Structure and magnetic configurations of accretion disk-dynamo models

The influence of large-scale magnetic fields on the structure of accretion disks is studied. The magnetic field is obtained by a self-consistent nonlinear dynamo model with magnetic pressure strongly influencing the density stratification which itself feeds back to the field generation. The resulting magnetic field geometry is discussed in relation to the accretion disk wind theory. Regarding new results of MHD turbulence simulations, both possible signs of the oc-effect are allowed (Brandenburg & Donner 1997). In the canonical case of positive alpha the resulting field is of quadrupolar symmetry. The field strength is about 50% of the value for dynamo models nonlinearly limited by alpha-quenching. The temperature profiles as well as the disk geometry remain nearly unchanged. The viscous stress remains the key transporter of angular momentum driving the accretion inflow. For negative alpha, however, a stationary dipolar structure of the magnetic field results.

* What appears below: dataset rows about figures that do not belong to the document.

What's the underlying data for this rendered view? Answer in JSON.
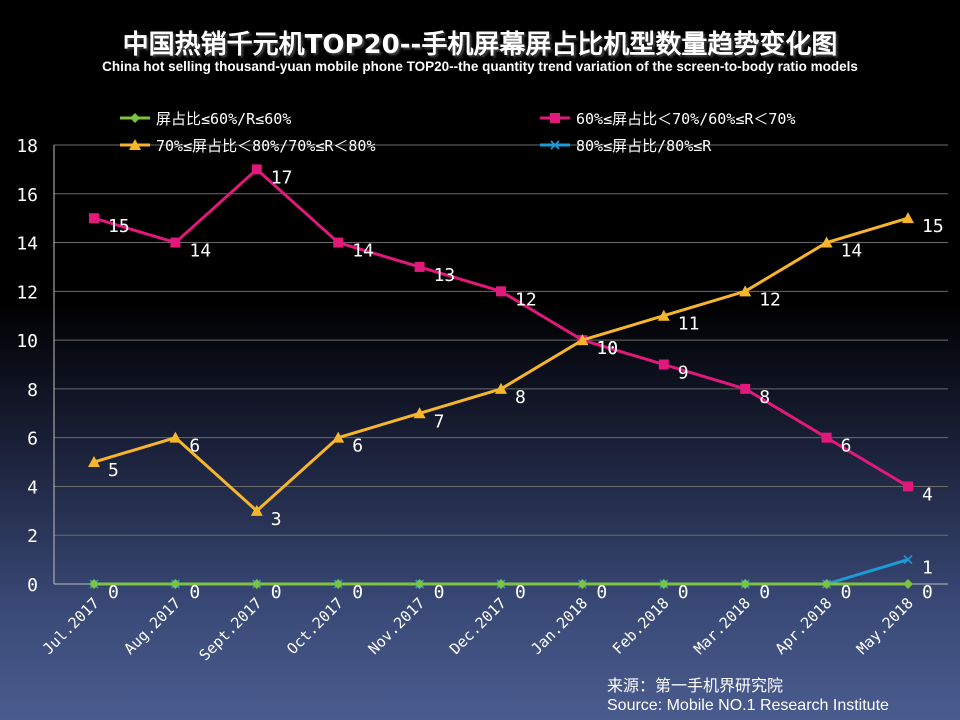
{
  "title": "中国热销千元机TOP20--手机屏幕屏占比机型数量趋势变化图",
  "subtitle": "China hot selling thousand-yuan mobile phone TOP20--the quantity trend variation of the screen-to-body ratio models",
  "source": {
    "line1": "来源：第一手机界研究院",
    "line2": "Source: Mobile NO.1 Research Institute"
  },
  "chart_data": {
    "type": "line",
    "categories": [
      "Jul.2017",
      "Aug.2017",
      "Sept.2017",
      "Oct.2017",
      "Nov.2017",
      "Dec.2017",
      "Jan.2018",
      "Feb.2018",
      "Mar.2018",
      "Apr.2018",
      "May.2018"
    ],
    "ylim": [
      0,
      18
    ],
    "yticks": [
      "0",
      "2",
      "4",
      "6",
      "8",
      "10",
      "12",
      "14",
      "16",
      "18"
    ],
    "xlabel": "",
    "ylabel": "",
    "grid": "horizontal",
    "legend_position": "top",
    "series": [
      {
        "name": "屏占比≤60%/R≤60%",
        "color": "#7dc242",
        "marker": "diamond",
        "values": [
          0,
          0,
          0,
          0,
          0,
          0,
          0,
          0,
          0,
          0,
          0
        ],
        "labels": [
          "0",
          "0",
          "0",
          "0",
          "0",
          "0",
          "0",
          "0",
          "0",
          "0",
          "0"
        ]
      },
      {
        "name": "60%≤屏占比＜70%/60%≤R＜70%",
        "color": "#e0197a",
        "marker": "square",
        "values": [
          15,
          14,
          17,
          14,
          13,
          12,
          10,
          9,
          8,
          6,
          4
        ],
        "labels": [
          "15",
          "14",
          "17",
          "14",
          "13",
          "12",
          "10",
          "9",
          "8",
          "6",
          "4"
        ]
      },
      {
        "name": "70%≤屏占比＜80%/70%≤R＜80%",
        "color": "#f7b52c",
        "marker": "triangle",
        "values": [
          5,
          6,
          3,
          6,
          7,
          8,
          10,
          11,
          12,
          14,
          15
        ],
        "labels": [
          "5",
          "6",
          "3",
          "6",
          "7",
          "8",
          "10",
          "11",
          "12",
          "14",
          "15"
        ]
      },
      {
        "name": "80%≤屏占比/80%≤R",
        "color": "#1b9bd7",
        "marker": "x",
        "values": [
          0,
          0,
          0,
          0,
          0,
          0,
          0,
          0,
          0,
          0,
          1
        ],
        "labels": [
          "",
          "",
          "",
          "",
          "",
          "",
          "",
          "",
          "",
          "",
          "1"
        ]
      }
    ]
  }
}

The additional magnetic torque at the disk surface changes the profile of the effective temperature significantly to a profile which is more flat. The magnetic torque becomes of the same order as the radial viscous torque. The inclination angle of the poloidal field exceeds 30 degrees even for a magnetic Prandtl number of order unity, and also the criterion for poloidal collimation after Spruit et al. (1997) is fulfilled. The dynamo-generated magnetic field configuration thus supports the magnetic wind launching concept for accretion disks for realistic turbulent magnetic Prandtl numbers.